1. Context and motivation
ISR has been developing computer-vision systems for real industrial environments for many years. We work daily with production lines that involve demanding cycle times, high product variability, strict quality requirements and, increasingly, the need for explainability. In this context, one question arises again and again:
Is artificial intelligence alone enough, or does classical machine vision still play a relevant role?
Based on our experience across multiple sectors and applications, the answer is clear: hybrid architectures, which combine classical vision techniques with neural networks, represent one of the most robust, efficient and scalable approaches in industrial vision today.
2. What we mean by hybrid architectures
Hybrid architectures refer to systems that deliberately combine classical computer-vision algorithms—based on geometry, optics and image processing—with deep-learning models, typically convolutional neural networks.
The goal is not to replace one technology with another, but to leverage the strengths of both. Classical vision provides control, determinism and interpretability, while neural networks add adaptability and robustness in the presence of variability and complex visual patterns.
3. Classical machine vision: still a cornerstone
Before the rise of deep learning, industrial vision systems relied almost entirely on techniques such as thresholding, color segmentation, morphological filtering, edge and contour detection, geometric measurements, and texture or reflectance analysis.
These techniques remain highly valuable in industrial contexts because they offer low computational cost, deterministic and repeatable behavior, high explainability, ease of debugging, and precise tuning by process and vision engineers. Their limitations appear mainly when systems must handle non-trivial variability, such as changing illumination, heterogeneous raw materials, poorly defined defects or open-ended scenarios.
4. Neural networks: power against variability
Modern neural networks have proven extremely effective for detecting complex or subtle defects, classifying products with high variability, and learning patterns that are difficult—or impossible—to describe with explicit rules.
In real industrial deployments, however, they also introduce challenges. They require representative and well-curated datasets, their decisions are often harder to interpret, they may introduce unnecessary complexity for simple problems, and they can be sensitive to domain shifts outside their training data. For this reason, at ISR we deliberately avoid an “AI-only” mindset.
5. The hybrid approach: assigning the right tool to each task
A well-designed hybrid architecture assigns each processing step to the most appropriate technology. Typical and proven patterns include:
5.1. Classical preprocessing followed by neural inference
Where classical vision stabilizes and normalizes the image—through illumination normalization, background removal or geometric correction—before feeding it to the neural network. This improves robustness and reduces data requirements.
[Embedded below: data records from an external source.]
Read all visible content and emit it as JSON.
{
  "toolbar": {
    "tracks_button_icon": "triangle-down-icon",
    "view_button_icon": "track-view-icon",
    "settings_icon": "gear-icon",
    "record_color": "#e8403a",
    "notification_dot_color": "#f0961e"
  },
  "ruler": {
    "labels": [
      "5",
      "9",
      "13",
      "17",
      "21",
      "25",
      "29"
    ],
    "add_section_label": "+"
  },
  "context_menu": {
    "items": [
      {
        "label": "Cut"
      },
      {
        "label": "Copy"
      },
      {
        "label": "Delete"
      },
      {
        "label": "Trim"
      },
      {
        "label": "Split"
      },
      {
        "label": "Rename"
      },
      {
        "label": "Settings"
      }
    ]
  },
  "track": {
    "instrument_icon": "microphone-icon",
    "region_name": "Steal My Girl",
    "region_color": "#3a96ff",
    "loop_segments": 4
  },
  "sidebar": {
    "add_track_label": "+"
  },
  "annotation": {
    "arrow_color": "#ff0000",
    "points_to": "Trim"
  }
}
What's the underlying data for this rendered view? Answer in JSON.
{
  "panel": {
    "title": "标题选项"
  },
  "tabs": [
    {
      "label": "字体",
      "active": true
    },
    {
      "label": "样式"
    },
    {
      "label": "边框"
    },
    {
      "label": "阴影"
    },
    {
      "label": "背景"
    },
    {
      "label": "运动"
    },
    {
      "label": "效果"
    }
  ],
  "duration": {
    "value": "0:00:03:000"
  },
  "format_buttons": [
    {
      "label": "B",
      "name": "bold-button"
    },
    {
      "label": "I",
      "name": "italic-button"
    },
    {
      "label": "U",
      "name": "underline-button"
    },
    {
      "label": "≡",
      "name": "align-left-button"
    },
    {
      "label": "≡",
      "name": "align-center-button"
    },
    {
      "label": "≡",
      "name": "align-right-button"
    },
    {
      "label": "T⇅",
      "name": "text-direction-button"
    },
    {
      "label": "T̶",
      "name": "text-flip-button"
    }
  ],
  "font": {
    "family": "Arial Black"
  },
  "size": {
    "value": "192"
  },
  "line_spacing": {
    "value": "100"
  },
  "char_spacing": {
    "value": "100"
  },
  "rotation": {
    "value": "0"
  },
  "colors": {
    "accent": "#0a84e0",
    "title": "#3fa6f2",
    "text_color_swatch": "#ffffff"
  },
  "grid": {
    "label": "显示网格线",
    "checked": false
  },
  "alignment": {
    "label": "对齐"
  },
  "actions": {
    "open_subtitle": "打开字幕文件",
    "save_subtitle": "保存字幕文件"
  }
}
5.2. Neural detection combined with classical measurement
In which the neural network identifies where to look, while classical vision performs dimensional measurements, computes ratios or percentages, and verifies tolerances, increasing accuracy and traceability.
5.3. Classical rules as a validation layer
Applying physical or geometric constraints, feasibility checks or cross-validation between sensors after an AI decision, significantly reduces critical false positives in production.
6. Key benefits in industrial environments
From ISR’s project experience, hybrid architectures provide clear advantages: increased robustness against process variability, reduced dependency on very large datasets, improved explainability for customers and audits, optimized cycle time and computational efficiency, and easier maintenance and long-term evolution.
They also enable artificial intelligence to be introduced gradually and safely, which is essential in critical production lines where existing systems must remain stable.
7. Beyond algorithms: a system-level vision
Hybrid architectures are not just an algorithmic choice, but a design philosophy. They require deep understanding of the industrial process, physical knowledge of products and materials, proper selection of sensors and illumination, and modular, maintainable software architectures. Artificial intelligence is treated as a tool, not as an end in itself.
At ISR, machine vision is approached as a complete system rather than an isolated neural network.
8. Conclusion
The key question today is no longer whether to use classical vision or artificial intelligence, but how to combine them intelligently to solve real industrial problems.
Hybrid architectures represent one of the most solid and pragmatic ways to bring computer vision and AI into production environments with reliability and confidence. At ISR, we continue to develop solutions where engineering, physics and artificial intelligence work together—because that is where truly robust and productive systems are built.